Y como si fuera un subrayado de sus últimas palabras, Diego me muestra “los libros de la buena memoria”, las actas añejas donde aparecen los primeros apellidos italianos de Ballesteros y que aún resisten; firmando las primeras páginas de socios: los Dáneo y los Bollo, los Basile y los Viutti, los Davicco y los Albiero, los Cacciavillani, los Milauro y los Licheri. Y también los Garaffo, esa familia venida hace cien años de la lejana y triangular Sicilia.

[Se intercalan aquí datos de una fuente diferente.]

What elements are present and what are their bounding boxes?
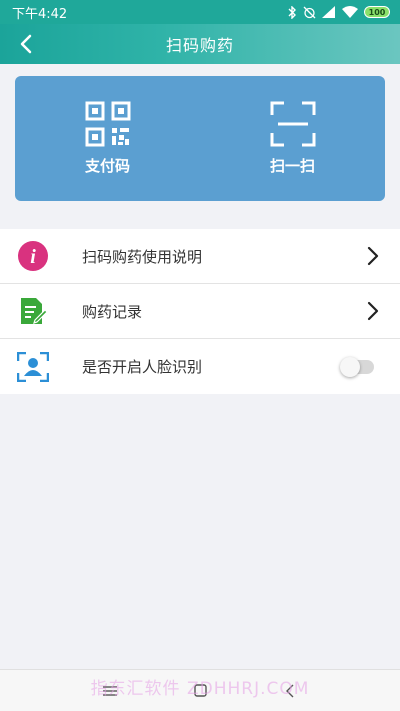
alarm-off-icon xyxy=(303,6,316,18)
menu-item-label: 购药记录 xyxy=(82,302,143,321)
status-time: 下午4:42 xyxy=(12,6,68,22)
chevron-right-icon xyxy=(367,301,379,321)
info-icon: i xyxy=(17,240,49,272)
record-icon xyxy=(17,295,49,327)
system-back-button[interactable] xyxy=(280,681,300,701)
toggle-knob xyxy=(340,356,360,377)
scan-frame-icon xyxy=(270,101,315,147)
battery-indicator: 100 xyxy=(364,6,390,18)
svg-text:i: i xyxy=(30,246,36,268)
status-icons: 100 xyxy=(287,5,390,19)
scan-card: 支付码 扫一扫 xyxy=(15,76,385,201)
wifi-icon xyxy=(342,6,358,18)
back-button[interactable] xyxy=(12,30,40,58)
scan-label: 扫一扫 xyxy=(269,157,315,175)
scan-button[interactable]: 扫一扫 xyxy=(233,101,353,176)
bluetooth-icon xyxy=(288,5,296,19)
pay-code-button[interactable]: 支付码 xyxy=(48,101,168,176)
menu-item-face-recognition: 是否开启人脸识别 xyxy=(0,339,400,394)
chevron-right-icon xyxy=(367,246,379,266)
pay-code-label: 支付码 xyxy=(84,157,130,175)
system-nav-bar xyxy=(0,669,400,711)
chevron-left-icon xyxy=(20,34,32,54)
menu-item-purchase-records[interactable]: 购药记录 xyxy=(0,284,400,339)
home-button[interactable] xyxy=(190,681,210,701)
menu-button[interactable] xyxy=(100,681,120,701)
back-triangle-icon xyxy=(286,684,294,697)
settings-menu: i 扫码购药使用说明 购药记录 是否开启人脸识别 xyxy=(0,229,400,394)
signal-icon xyxy=(322,6,335,18)
face-recognition-toggle[interactable] xyxy=(340,356,374,377)
menu-item-instructions[interactable]: i 扫码购药使用说明 xyxy=(0,229,400,284)
page-title: 扫码购药 xyxy=(165,36,234,55)
navigation-bar: 扫码购药 xyxy=(0,24,400,64)
menu-item-label: 扫码购药使用说明 xyxy=(82,247,203,266)
qr-code-icon xyxy=(85,101,130,147)
home-square-icon xyxy=(193,684,207,697)
menu-item-label: 是否开启人脸识别 xyxy=(82,358,203,376)
hamburger-icon xyxy=(103,685,117,696)
face-id-icon xyxy=(17,351,49,383)
status-bar: 下午4:42 100 xyxy=(0,0,400,24)
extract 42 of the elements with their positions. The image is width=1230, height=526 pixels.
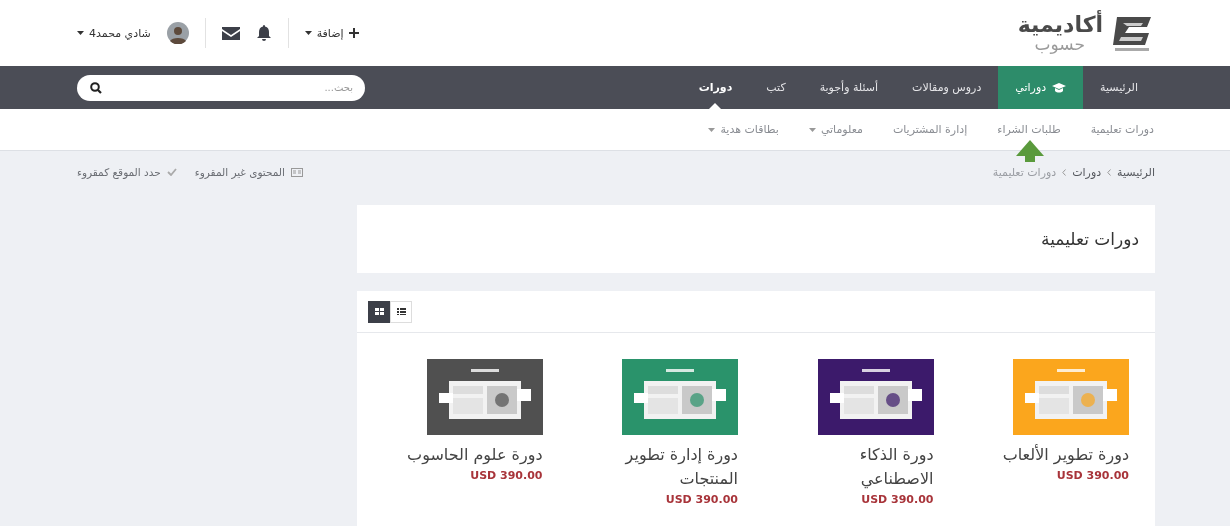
caret-icon (304, 31, 312, 35)
pointer-arrow (1016, 140, 1044, 162)
user-menu[interactable]: شادي محمد4 (77, 26, 151, 40)
course-title[interactable]: دورة علوم الحاسوب (407, 443, 543, 467)
list-view-button[interactable] (390, 300, 412, 323)
reader-icon (291, 167, 303, 177)
course-title[interactable]: دورة إدارة تطوير المنتجات (588, 443, 738, 491)
subnav-link[interactable]: بطاقات هدية (708, 123, 779, 136)
breadcrumb-link[interactable]: الرئيسية (1117, 165, 1155, 179)
nav-tab[interactable]: دروس ومقالات (895, 66, 999, 109)
toolbar-link[interactable]: حدد الموقع كمقروء (77, 166, 177, 178)
logo-subtitle: حسوب (1034, 35, 1085, 53)
mail-icon[interactable] (221, 26, 240, 40)
notifications-icon[interactable] (255, 24, 272, 42)
course-price: USD 390.00 (861, 493, 934, 506)
plus-icon (348, 28, 359, 38)
grid-view-button[interactable] (368, 300, 390, 323)
check-icon (166, 168, 177, 176)
avatar[interactable] (166, 22, 189, 44)
nav-tab[interactable]: الرئيسية (1083, 66, 1155, 109)
toolbar-link[interactable]: المحتوى غير المقروء (194, 166, 303, 178)
course-price: USD 390.00 (1056, 469, 1129, 482)
course-title[interactable]: دورة الذكاء الاصطناعي (783, 443, 934, 491)
caret-icon (77, 31, 84, 35)
add-menu[interactable]: إضافة (304, 26, 359, 40)
nav-tab[interactable]: كتب (749, 66, 803, 109)
subnav-link[interactable]: إدارة المشتريات (892, 123, 968, 136)
subnav-link[interactable]: دورات تعليمية (1090, 123, 1154, 136)
subnav-link[interactable]: طلبات الشراء (997, 123, 1061, 136)
nav-tab[interactable]: دوراتي (998, 66, 1084, 109)
chevron-icon (1062, 168, 1067, 176)
list-icon (396, 308, 406, 315)
course-price: USD 390.00 (665, 493, 738, 506)
search-icon[interactable] (90, 81, 102, 94)
page-title: دورات تعليمية (1041, 229, 1139, 249)
nav-tab[interactable]: أسئلة وأجوبة (802, 66, 896, 109)
breadcrumb-link[interactable]: دورات (1072, 165, 1102, 179)
chevron-icon (1107, 168, 1112, 176)
search-field[interactable]: بحث... (77, 74, 365, 101)
grid-icon (374, 308, 384, 315)
course-price: USD 390.00 (470, 469, 543, 482)
course-title[interactable]: دورة تطوير الألعاب (1002, 443, 1129, 467)
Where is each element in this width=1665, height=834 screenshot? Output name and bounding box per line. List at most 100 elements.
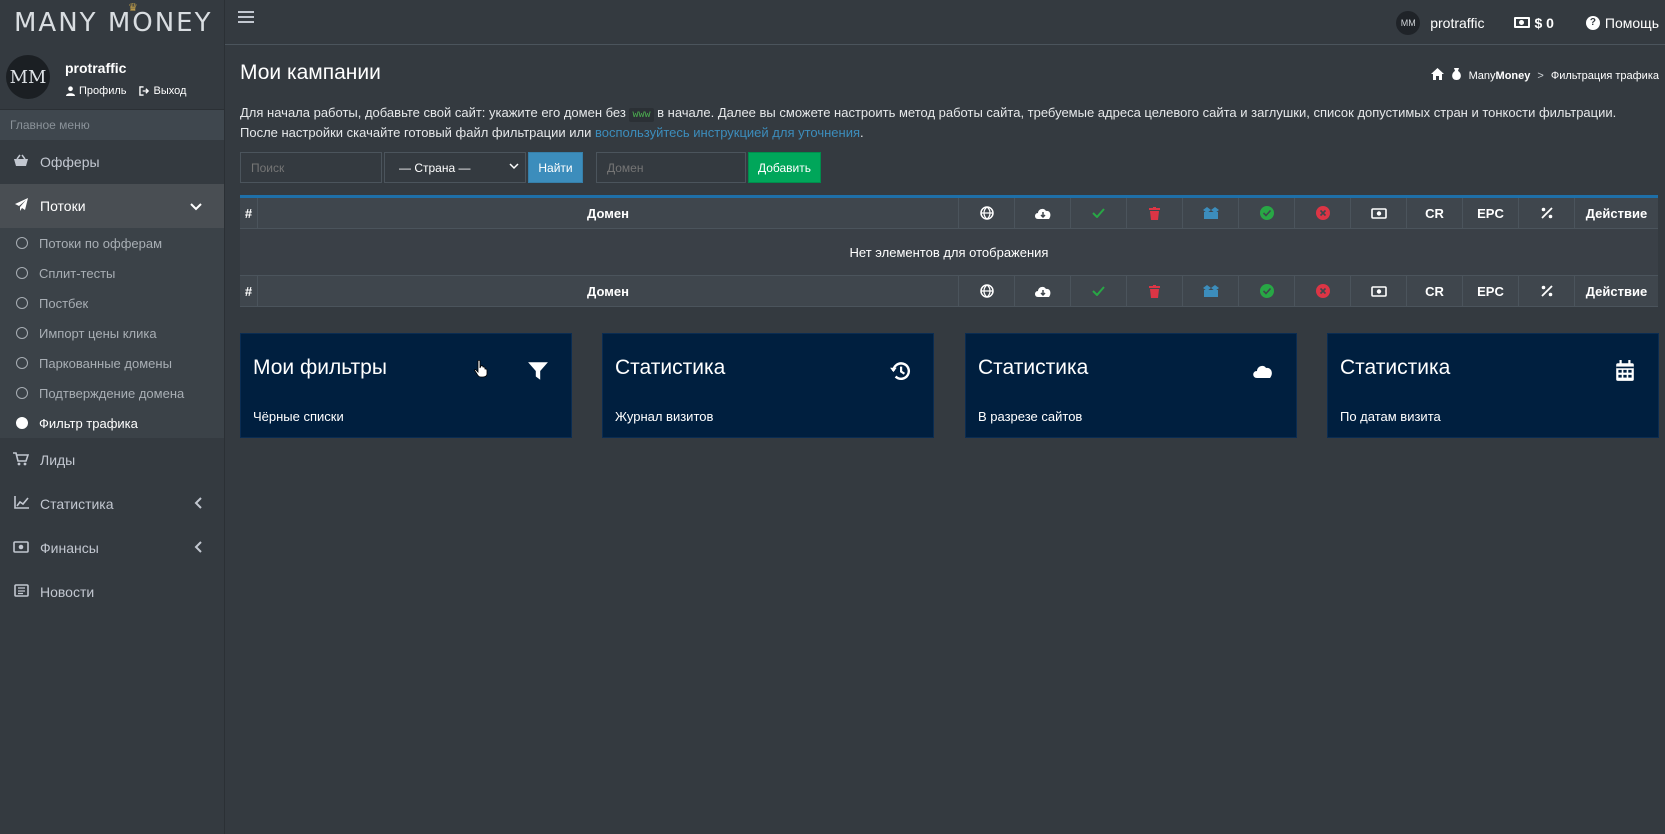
sidebar-item-streams-by-offers[interactable]: Потоки по офферам [0,228,224,258]
card-subtitle: В разрезе сайтов [978,409,1083,424]
home-icon[interactable] [1430,68,1444,83]
intro-part2: в начале. Далее вы сможете настроить мет… [657,105,1617,120]
instructions-link[interactable]: воспользуйтесь инструкцией для уточнения [595,125,860,140]
card-my-filters[interactable]: Мои фильтры Чёрные списки [240,333,572,438]
circle-icon [16,327,28,339]
boxes-icon[interactable] [1183,275,1239,307]
question-icon: ? [1585,15,1600,30]
help-link[interactable]: ? Помощь [1585,15,1659,31]
card-subtitle: Чёрные списки [253,409,344,424]
cloud-download-icon[interactable] [1015,275,1071,307]
domain-input[interactable] [596,152,746,183]
newspaper-icon [12,584,30,600]
sidebar-item-label: Потоки по офферам [39,235,163,251]
intro-part1: Для начала работы, добавьте свой сайт: у… [240,105,626,120]
sidebar-item-click-price-import[interactable]: Импорт цены клика [0,318,224,348]
sidebar-item-finance[interactable]: Финансы [0,526,224,570]
chevron-down-icon [190,199,202,214]
find-button[interactable]: Найти [528,152,583,183]
col-domain[interactable]: Домен [258,197,959,229]
cart-icon [12,451,30,469]
breadcrumb: ManyMoney > Фильтрация трафика [1430,68,1659,83]
sidebar-item-leads[interactable]: Лиды [0,438,224,482]
profile-link[interactable]: Профиль [66,85,127,97]
col-epc[interactable]: EPC [1463,275,1519,307]
col-hash[interactable]: # [240,275,258,307]
globe-icon[interactable] [959,275,1015,307]
money-bill-icon[interactable] [1351,275,1407,307]
breadcrumb-current: Фильтрация трафика [1550,69,1659,82]
breadcrumb-brand[interactable]: ManyMoney [1469,70,1531,82]
col-cr[interactable]: CR [1407,197,1463,229]
circle-icon [16,297,28,309]
table-footer: # Домен CR EPC Действие [240,275,1658,307]
col-hash[interactable]: # [240,197,258,229]
user-panel: MM protraffic Профиль Выход [0,45,224,110]
card-dates-stats[interactable]: Статистика По датам визита [1327,333,1659,438]
card-visit-log[interactable]: Статистика Журнал визитов [602,333,934,438]
check-icon[interactable] [1071,275,1127,307]
trash-icon[interactable] [1127,275,1183,307]
add-button[interactable]: Добавить [748,152,821,183]
check-circle-icon[interactable] [1239,197,1295,229]
sidebar-item-label: Офферы [40,154,100,170]
history-icon [890,362,910,380]
card-sites-stats[interactable]: Статистика В разрезе сайтов [965,333,1297,438]
balance-link[interactable]: $ 0 [1514,15,1554,31]
sign-out-icon [138,86,149,96]
col-cr[interactable]: CR [1407,275,1463,307]
sidebar-item-domain-verification[interactable]: Подтверждение домена [0,378,224,408]
sidebar-item-news[interactable]: Новости [0,570,224,614]
col-domain[interactable]: Домен [258,275,959,307]
times-circle-icon[interactable] [1295,275,1351,307]
chevron-left-icon [194,540,202,556]
sidebar-item-split-tests[interactable]: Сплит-тесты [0,258,224,288]
sidebar-item-postback[interactable]: Постбек [0,288,224,318]
money-bill-icon[interactable] [1351,197,1407,229]
sidebar-item-offers[interactable]: Офферы [0,140,224,184]
chevron-left-icon [194,496,202,512]
col-action[interactable]: Действие [1575,198,1658,229]
paper-plane-icon [12,197,30,215]
percent-icon[interactable] [1519,275,1575,307]
menu-header: Главное меню [0,110,224,140]
menu-toggle-icon[interactable] [238,11,254,25]
breadcrumb-brand-regular: Many [1468,69,1496,82]
card-title: Мои фильтры [253,356,387,379]
circle-filled-icon [16,417,28,429]
cloud-download-icon[interactable] [1015,197,1071,229]
avatar: MM [1396,10,1421,35]
col-epc[interactable]: EPC [1463,197,1519,229]
sidebar-item-traffic-filter[interactable]: Фильтр трафика [0,408,224,438]
country-select[interactable]: — Страна — [384,152,526,183]
percent-icon[interactable] [1519,197,1575,229]
sidebar-item-statistics[interactable]: Статистика [0,482,224,526]
col-action[interactable]: Действие [1575,276,1658,307]
breadcrumb-separator: > [1537,69,1544,82]
filter-icon [528,362,548,380]
chart-icon [12,496,30,512]
check-circle-icon[interactable] [1239,275,1295,307]
boxes-icon[interactable] [1183,197,1239,229]
sidebar-item-streams[interactable]: Потоки [0,184,224,228]
search-input[interactable] [240,152,382,183]
brand-logo[interactable]: ♛ MANY MONEY [0,0,225,45]
circle-icon [16,237,28,249]
sidebar-item-parked-domains[interactable]: Паркованные домены [0,348,224,378]
filter-bar: — Страна — Найти Добавить [240,152,821,184]
card-title: Статистика [978,356,1089,379]
intro-text: Для начала работы, добавьте свой сайт: у… [240,103,1660,143]
navbar-user[interactable]: MM protraffic [1396,10,1484,35]
sidebar-item-label: Новости [40,584,95,600]
trash-icon[interactable] [1127,197,1183,229]
sidebar-item-label: Фильтр трафика [39,415,138,431]
main-content: Мои кампании ManyMoney > Фильтрация траф… [225,45,1665,834]
globe-icon[interactable] [959,197,1015,229]
sidebar-username: protraffic [65,60,127,76]
times-circle-icon[interactable] [1295,197,1351,229]
streams-submenu: Потоки по офферам Сплит-тесты Постбек Им… [0,228,224,438]
moneybag-icon [1451,68,1462,83]
logout-link[interactable]: Выход [138,85,186,97]
hand-pointer-icon [474,360,488,378]
check-icon[interactable] [1071,197,1127,229]
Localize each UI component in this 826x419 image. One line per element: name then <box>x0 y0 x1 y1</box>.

Cierro el libro más antiguo de Ballesteros y su aliento a papel viejo y gamulanes me trae el recuerdo fugaz de aquellos matinés de la memoria, donde tras las bombas el pueblo se callaba. Y es que, en su pantalla mayor, Chaplín nos hablaba en el lenguaje del silencio. Con la mímica del sentimiento al centro mismo de los corazones en películas que tenían cien años. Y algo parecido pasará esta noche en el salón más antiguo, cuando las viejas bombas del recuerdo exploten en la mente silenciosa de los comensales; esos que alguna vez vinieron al cine o a los bailes de quince o de la promo y empezaron a enamorarse en tardes irrepetibles. Eso. Silenciosas bombas estallando en el recuerdo. Cohetes de la memoria. Verdes y rojas cascadas de fuegos iluminando, durante toda noche, el cielo oscuro del olvido.

Iván Wielikosielek. Redacción Puntal Villa María.